Camille Adams’s piece, ‘We Reach’, can be found in EPOCH Issue 03: Roots, available to purchase here.
Why do you write CNF, and do you explore other genres in your work?
I write memoir because I’m concerned with uncovering microcosmic and macrocosmic hard truths. Training a close lens on one’s life allows for the discovery of broader phenomena at work that, upon being unveiled and interrogated, can hopefully be corrected. I think that the personal is societal, cultural, racial, geographical, psychological, sociological, environmental, lingual, pedagogical, historical, and art. Memoir thus functions as an access point and an archive. I’m also a poet and my CNF contains poetic elements.
Did you have a piece already written when you learned about Epoch’s theme, or did you write a new piece? If so, how did you approach the theme of Roots in the creation of your work?

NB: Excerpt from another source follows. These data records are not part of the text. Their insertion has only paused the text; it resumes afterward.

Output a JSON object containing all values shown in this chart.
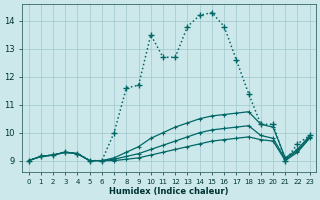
{
  "xlabel": "Humidex (Indice chaleur)",
  "bg_color": "#cce8ea",
  "grid_color": "#a0c8cc",
  "line_color": "#006666",
  "xlim": [
    -0.5,
    23.5
  ],
  "ylim": [
    8.6,
    14.6
  ],
  "xticks": [
    0,
    1,
    2,
    3,
    4,
    5,
    6,
    7,
    8,
    9,
    10,
    11,
    12,
    13,
    14,
    15,
    16,
    17,
    18,
    19,
    20,
    21,
    22,
    23
  ],
  "yticks": [
    9,
    10,
    11,
    12,
    13,
    14
  ],
  "line1_x": [
    0,
    1,
    2,
    3,
    4,
    5,
    6,
    7,
    8,
    9,
    10,
    11,
    12,
    13,
    14,
    15,
    16,
    17,
    18,
    19,
    20,
    21,
    22,
    23
  ],
  "line1_y": [
    9.0,
    9.15,
    9.2,
    9.3,
    9.25,
    9.0,
    9.0,
    9.0,
    9.05,
    9.1,
    9.2,
    9.3,
    9.4,
    9.5,
    9.6,
    9.7,
    9.75,
    9.8,
    9.85,
    9.75,
    9.7,
    9.0,
    9.3,
    9.8
  ],
  "line2_x": [
    0,
    1,
    2,
    3,
    4,
    5,
    6,
    7,
    8,
    9,
    10,
    11,
    12,
    13,
    14,
    15,
    16,
    17,
    18,
    19,
    20,
    21,
    22,
    23
  ],
  "line2_y": [
    9.0,
    9.15,
    9.2,
    9.3,
    9.25,
    9.0,
    9.0,
    9.05,
    9.15,
    9.25,
    9.4,
    9.55,
    9.7,
    9.85,
    10.0,
    10.1,
    10.15,
    10.2,
    10.25,
    9.9,
    9.8,
    9.05,
    9.35,
    9.85
  ],
  "line3_x": [
    0,
    1,
    2,
    3,
    4,
    5,
    6,
    7,
    8,
    9,
    10,
    11,
    12,
    13,
    14,
    15,
    16,
    17,
    18,
    19,
    20,
    21,
    22,
    23
  ],
  "line3_y": [
    9.0,
    9.15,
    9.2,
    9.3,
    9.25,
    9.0,
    9.0,
    9.1,
    9.3,
    9.5,
    9.8,
    10.0,
    10.2,
    10.35,
    10.5,
    10.6,
    10.65,
    10.7,
    10.75,
    10.3,
    10.2,
    9.1,
    9.4,
    9.9
  ],
  "line4_x": [
    0,
    1,
    2,
    3,
    4,
    5,
    6,
    7,
    8,
    9,
    10,
    11,
    12,
    13,
    14,
    15,
    16,
    17,
    18,
    19,
    20,
    21,
    22,
    23
  ],
  "line4_y": [
    9.0,
    9.15,
    9.2,
    9.3,
    9.25,
    9.0,
    9.0,
    10.0,
    11.6,
    11.7,
    13.5,
    12.7,
    12.7,
    13.8,
    14.2,
    14.3,
    13.8,
    12.6,
    11.4,
    10.3,
    10.3,
    9.0,
    9.6,
    9.9
  ]
}
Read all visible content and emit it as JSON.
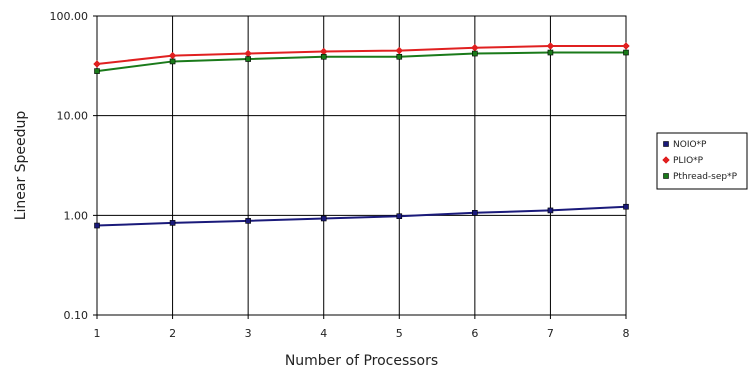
{
  "chart_data": {
    "type": "line",
    "title": "",
    "xlabel": "Number of Processors",
    "ylabel": "Linear Speedup",
    "yscale": "log",
    "ylim": [
      0.1,
      100
    ],
    "xlim": [
      1,
      8
    ],
    "grid": true,
    "legend_position": "right",
    "x": [
      1,
      2,
      3,
      4,
      5,
      6,
      7,
      8
    ],
    "x_tick_labels": [
      "1",
      "2",
      "3",
      "4",
      "5",
      "6",
      "7",
      "8"
    ],
    "y_ticks": [
      0.1,
      1,
      10,
      100
    ],
    "y_tick_labels": [
      "0.10",
      "1.00",
      "10.00",
      "100.00"
    ],
    "series": [
      {
        "name": "NOIO*P",
        "color": "#1a1a7a",
        "marker": "square",
        "values": [
          0.79,
          0.84,
          0.88,
          0.93,
          0.98,
          1.06,
          1.12,
          1.22
        ]
      },
      {
        "name": "PLIO*P",
        "color": "#e02020",
        "marker": "diamond",
        "values": [
          33,
          40,
          42,
          44,
          45,
          48,
          50,
          50
        ]
      },
      {
        "name": "Pthread-sep*P",
        "color": "#1a7a1a",
        "marker": "square",
        "values": [
          28,
          35,
          37,
          39,
          39,
          42,
          43,
          43
        ]
      }
    ]
  }
}
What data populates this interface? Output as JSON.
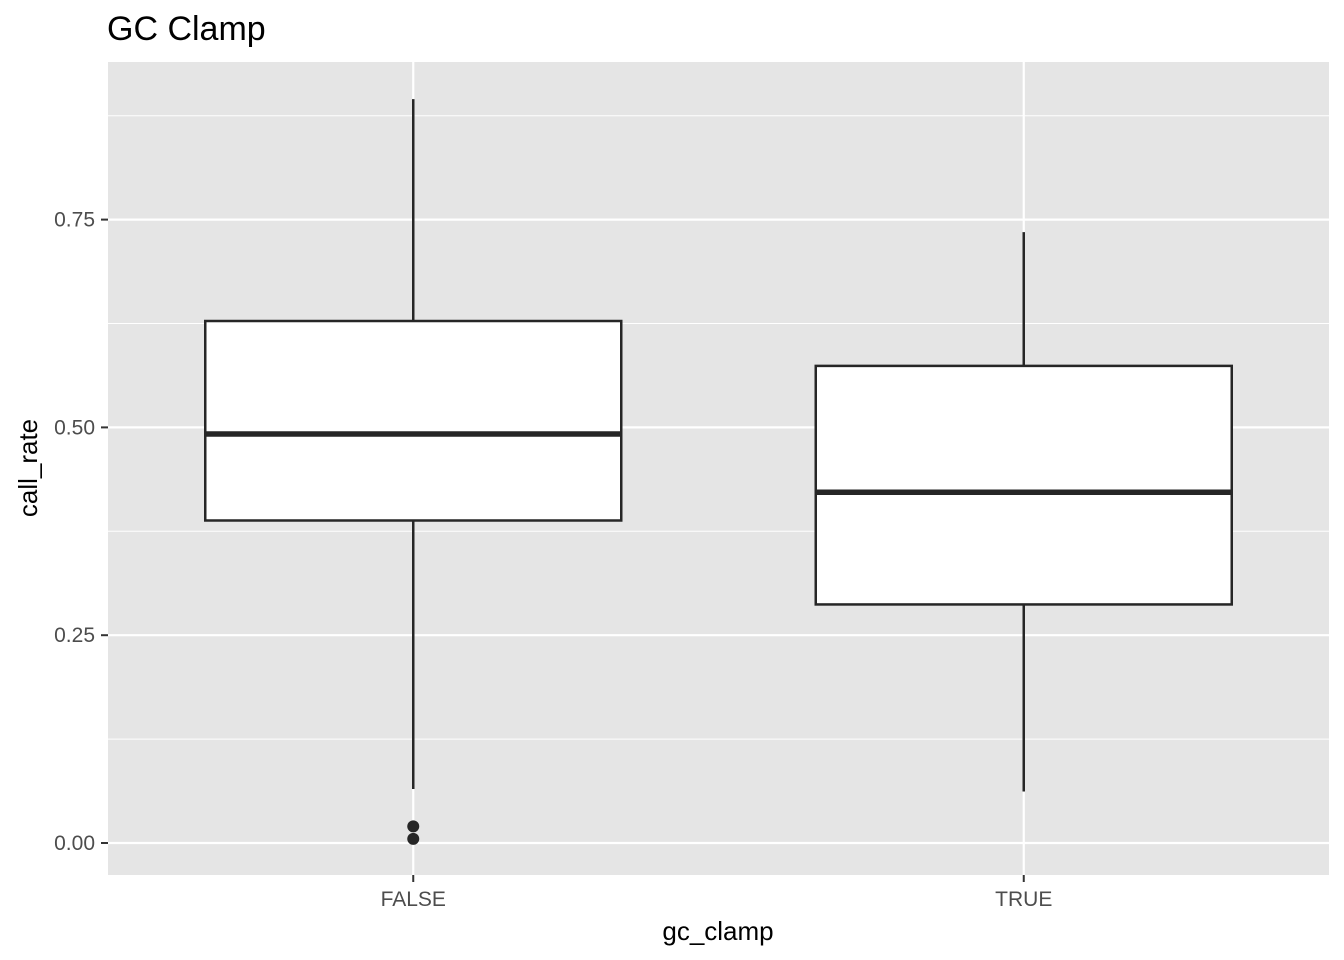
{
  "chart_data": {
    "type": "box",
    "title": "GC Clamp",
    "xlabel": "gc_clamp",
    "ylabel": "call_rate",
    "categories": [
      "FALSE",
      "TRUE"
    ],
    "boxes": [
      {
        "category": "FALSE",
        "whisker_low": 0.065,
        "q1": 0.388,
        "median": 0.492,
        "q3": 0.628,
        "whisker_high": 0.895,
        "outliers": [
          0.02,
          0.005
        ]
      },
      {
        "category": "TRUE",
        "whisker_low": 0.062,
        "q1": 0.287,
        "median": 0.422,
        "q3": 0.574,
        "whisker_high": 0.735,
        "outliers": []
      }
    ],
    "yticks": [
      0.0,
      0.25,
      0.5,
      0.75
    ],
    "ytick_labels": [
      "0.00",
      "0.25",
      "0.50",
      "0.75"
    ],
    "ylim": [
      -0.04,
      0.94
    ],
    "grid": true,
    "colors": {
      "panel": "#e5e5e5",
      "grid": "#ffffff",
      "box_fill": "#ffffff",
      "box_line": "#262626",
      "tick_text": "#4d4d4d"
    }
  }
}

I had a piece already written and thought that “We Reach” would be fitting for Epoch’s theme since my narrative centres around a Trinidadian teenager seeking to immigrate to NYC to join a mother who left six years before the present moment of the piece. The narrator believes she has a home again with her mother in whom she will find rest and be rooted. Of course, her seeking to be rooted means that she is contending with rootlessness, and in the memoir essay we consider what happens when one’s roots are bound not to a place, but a person.
What is the biggest challenge when writing CNF?
I often describe writing memoir as being sucked into another world via the pen, which serves as a portal. One becomes immersed in surging memories as if having been plunged into a deep ocean. My greatest challenge is firmly grounding myself again in the present once I emerge from submersion in the difficult scenes I’m ushering onto the page.
What’s your favourite piece of art in your home?
I’m cheating. My favourite two pieces are a giant, golden mandala wall tapestry and my thriving pothos plants hanging from the ceiling.